WASHINGTON — House Democrats demanded documents Thursday about a multibillion-dollar overseas contracting loophole to track down how — and why — the Bush administration slipped it into plans to protect taxpayer money.
Leaders of the House Oversight and Government Reform Committee gave the administration until April 4 to turn over the documents or, aides have said, face a possible subpoena.
The controversial loophole has irked Democrats and Republicans alike. But it has the support of a trade association that lobbies on behalf of giant global government contractors, including Blackwater USA, KBR Inc., Boeing Co., CACI International Inc. and Lockheed Martin.
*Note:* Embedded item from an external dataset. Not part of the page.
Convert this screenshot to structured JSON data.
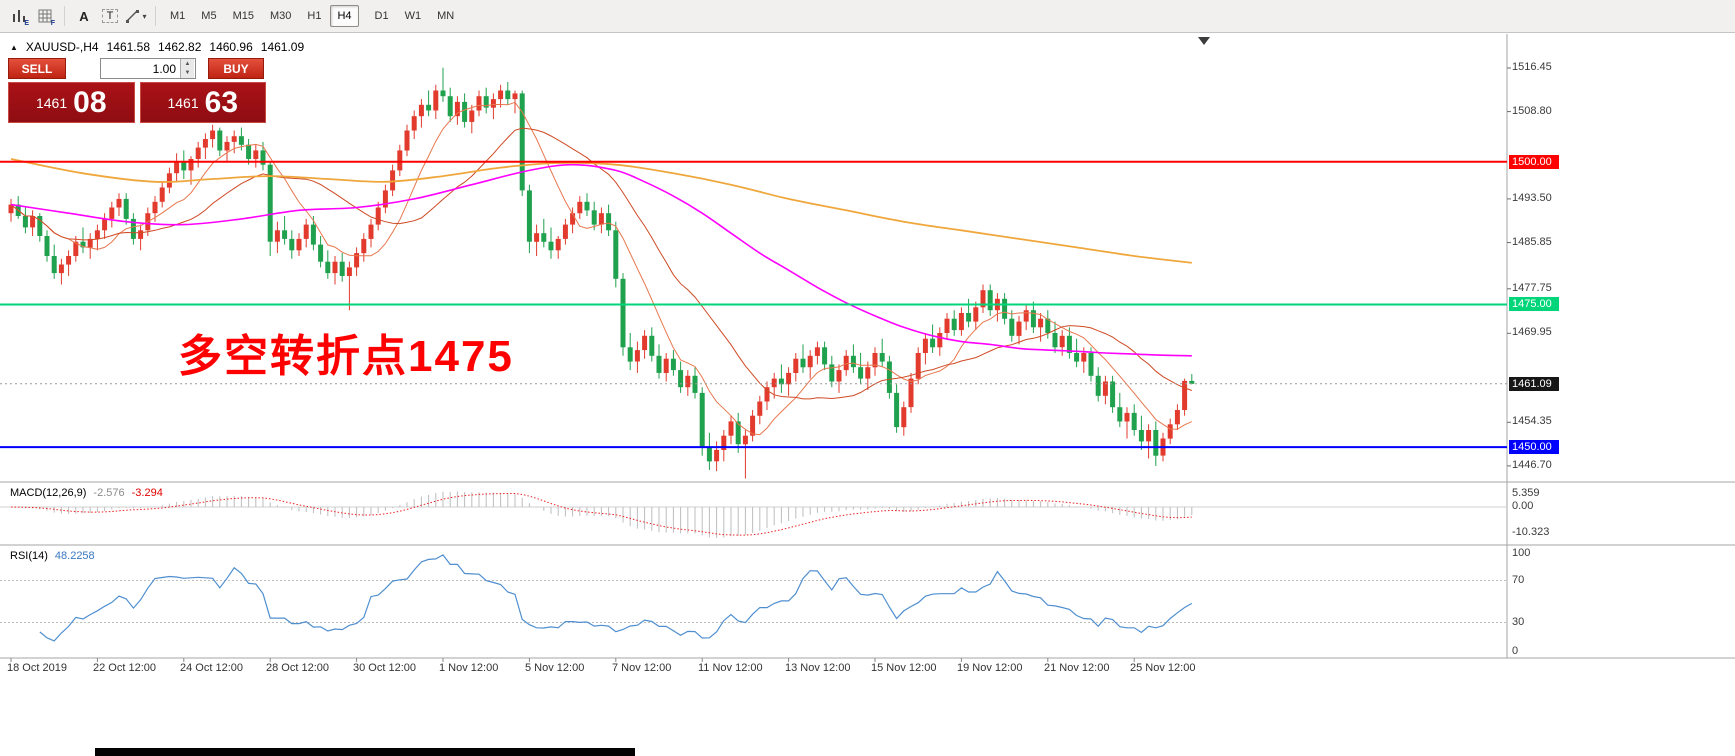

The United States has spent more than $102 billion over the past five years to help rebuild Iraq and Afghanistan. In that time, the Justice Department has uncovered at least $14 million in contract bribes in those two nations alone.
“At a time when the United States is engaged in wars in Iraq and Afghanistan, conducting extensive redevelopment programs in both countries, and employing the services of an unprecedented number of private contractors, preventing fraud by contractors overseas should be a high priority,” Democrats wrote in letters sent to the White House Office of Management and Budget and four other executive agencies.
“Instead, the exemption for contracts to be performed overseas appears to have been inserted in the rule late in the process and against the wishes of the Department of Justice, which raises serious questions as to why and how such a policy was developed,” the lawmakers wrote.
The letters were signed by House Oversight Committee chairman Henry Waxman of California and committee members Reps. Edolphus Towns of New York and Peter Welch of Vermont.
The government spends an estimated $350 billion a year on contracts.
Last May, facing growing cases of fraud and increasing spending overseas, the Justice Department introduced plans to force companies to notify the government about evidence of contract abuse worth $5 million or more. Currently, contractors report evidence of abuse on a voluntary basis, and the number of company-reported fraud cases has declined steadily over the past 15 years.
By November, after it left the Justice Department and was published in the Federal Register, the proposed rule specifically exempted “contracts to be performed outside the United States.”
The Justice Department and the Office of the Special Inspector General for Iraq Reconstruction have asked the exemption be eliminated before the rule becomes law. Also, Sen. Charles Grassley, R-Iowa, has threatened to block the loophole in the federal budget.